Afin de corriger enfin ce qui apparaît comme une erreur manifeste de la révision de 2009, il convient d’adopter la présente initiative parlementaire.

Commentaires

  1. Excellente initiative en effet! En ce 21ème siècle, l’égalité entre les parents devrait être la norme (APC, garde partagée, alloc. formation partagées, déductions fiscales partagées,..) Cela dit, j’ai quand même deux- trois questions:
    a) Vous parlez de 6500 CHF déductibles pour chaque enfant mineur ou en formation. Sachant que l’autorité de protection de l’enfant et de l’adulte (APEA) se base sur un coût de la vie de 1200 CHF/ mois par enfant mineur ou en formation pour le calcul d’une pension alimentaire, comment arrivez vous à 6500 CHF déductibles par année seulement?
    b) Concrètement, dans ma situation, j’ai l’autorité parentale conjointe mais pas la garde partagée (Celle-ci étant pour des raison de scolarisation souvent difficilement praticable, même si les parents habitent dans une localité proche). Cela dit, mes enfants sont avec moi un weekend sur deux, un soir par semaine et la moitié des vacances scolaires (6 semaines), ce qui fait en jour par année (je n’ai pas encore fait le calcul exact) un pourcentage d’environ 40% du temps. Pourquoi ne parlez-vous seulement des personnes en situation d’APC et de garde partagée?
    c) Vous vous positionnez contre l’introduction du principe de revenu de base inconditionnel en Suisse.
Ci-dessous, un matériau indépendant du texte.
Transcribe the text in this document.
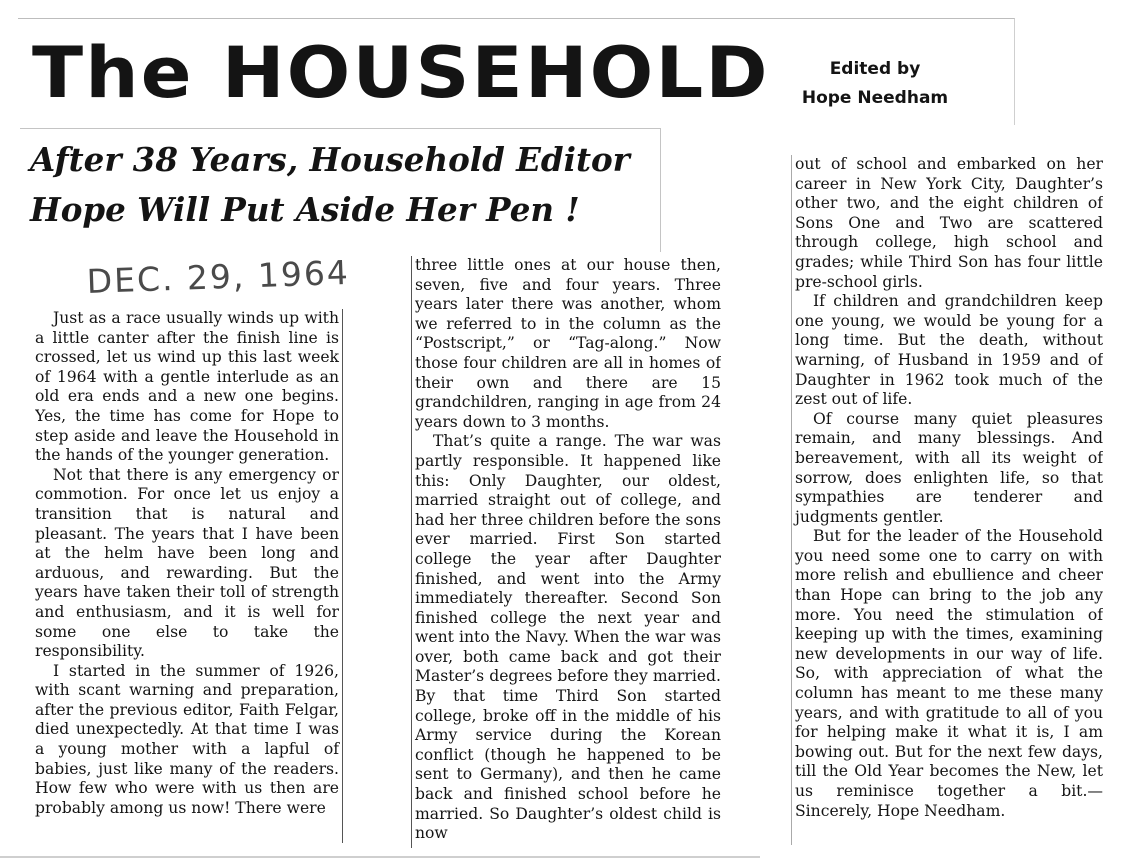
The HOUSEHOLD	Edited by
Hope Needham
After 38 Years, Household Editor
Hope Will Put Aside Her Pen !
DEC. 29, 1964

Just as a race usually winds up with a little canter after the finish line is crossed, let us wind up this last week of 1964 with a gentle interlude as an old era ends and a new one begins. Yes, the time has come for Hope to step aside and leave the Household in the hands of the younger generation.

Not that there is any emergency or commotion. For once let us enjoy a transition that is natural and pleasant. The years that I have been at the helm have been long and arduous, and rewarding. But the years have taken their toll of strength and enthusiasm, and it is well for some one else to take the responsibility.

I started in the summer of 1926, with scant warning and preparation, after the previous editor, Faith Felgar, died unexpectedly. At that time I was a young mother with a lapful of babies, just like many of the readers. How few who were with us then are probably among us now! There were

three little ones at our house then, seven, five and four years. Three years later there was another, whom we referred to in the column as the “Postscript,” or “Tag-along.” Now those four children are all in homes of their own and there are 15 grandchildren, ranging in age from 24 years down to 3 months.

That’s quite a range. The war was partly responsible. It happened like this: Only Daughter, our oldest, married straight out of college, and had her three children before the sons ever married. First Son started college the year after Daughter finished, and went into the Army immediately thereafter. Second Son finished college the next year and went into the Navy. When the war was over, both came back and got their Master’s degrees before they married. By that time Third Son started college, broke off in the middle of his Army service during the Korean conflict (though he happened to be sent to Germany), and then he came back and finished school before he married. So Daughter’s oldest child is now

out of school and embarked on her career in New York City, Daughter’s other two, and the eight children of Sons One and Two are scattered through college, high school and grades; while Third Son has four little pre-school girls.

If children and grandchildren keep one young, we would be young for a long time. But the death, without warning, of Husband in 1959 and of Daughter in 1962 took much of the zest out of life.

Of course many quiet pleasures remain, and many blessings. And bereavement, with all its weight of sorrow, does enlighten life, so that sympathies are tenderer and judgments gentler.

But for the leader of the Household you need some one to carry on with more relish and ebullience and cheer than Hope can bring to the job any more. You need the stimulation of keeping up with the times, examining new developments in our way of life. So, with appreciation of what the column has meant to me these many years, and with gratitude to all of you for helping make it what it is, I am bowing out. But for the next few days, till the Old Year becomes the New, let us reminisce together a bit.—Sincerely, Hope Needham.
Je pense que ce dernier favoriserait l’égalité, premièrement en valorisant le travail des mamans (celui même à propos duquel je vous interpellai sur un réseau social), leur permettant d’assurer une base saine pour l’éducation de nos enfants, simplifierai las tâches de nos administrations qui pourraient se concentrer sur les vrais problèmes de notre société et ouvrirai la possibilité à plus de pères de baisser leur pourcentage de travail et ainsi investir plus de temps pour leur famille (Vous connaissez certainement mieux que moi le coût d’une place en EMS).
    Une baisse de travail individuelle permettrai de répartir le travail sur une plus large partie de la population, diminuerai l’inactivité et éviterai certainement un nombre non négligeable de frais de traitement médicaux ou autre prises en charges dues au stress et aux burn-out.
    En outre, il éliminerait purement et simplement l’abus de nos institutions sociales compliquées, déficitaires et surmenées. Le fait est que pour obtenir une aide sociale, il faille passer par un parcours du combattant qui décourage bon nombre de citoyens suisses nécessiteux (plus scrupuleux que la plupart des étrangers), et qui décourage également bon nombre de bénéficiaires à reprendre un activité qui baisserai leur revenu de l’aide sociale. Pourquoi une telle opposition?
    Cordialement
    Christophe Lauper

  2. Puis-je mettre cet article en lien sur ma page fb ? Je pense que, malgré la complexité du texte (on n’est pas tous juristes :)), ça pourrait intéresser pas mal de gens.

  3. Super Philippe.
    Merci infiniment. Peut-on agir ? Comment ? Peut-on être tenus au courant de l’avancée du truc ?
    Redis à l’occase.
    tout de bon.
    Yannick

  4. Excellente initiative. Mérite d’être traitée le plus rapidement possible. Sincerly yours. Georges B.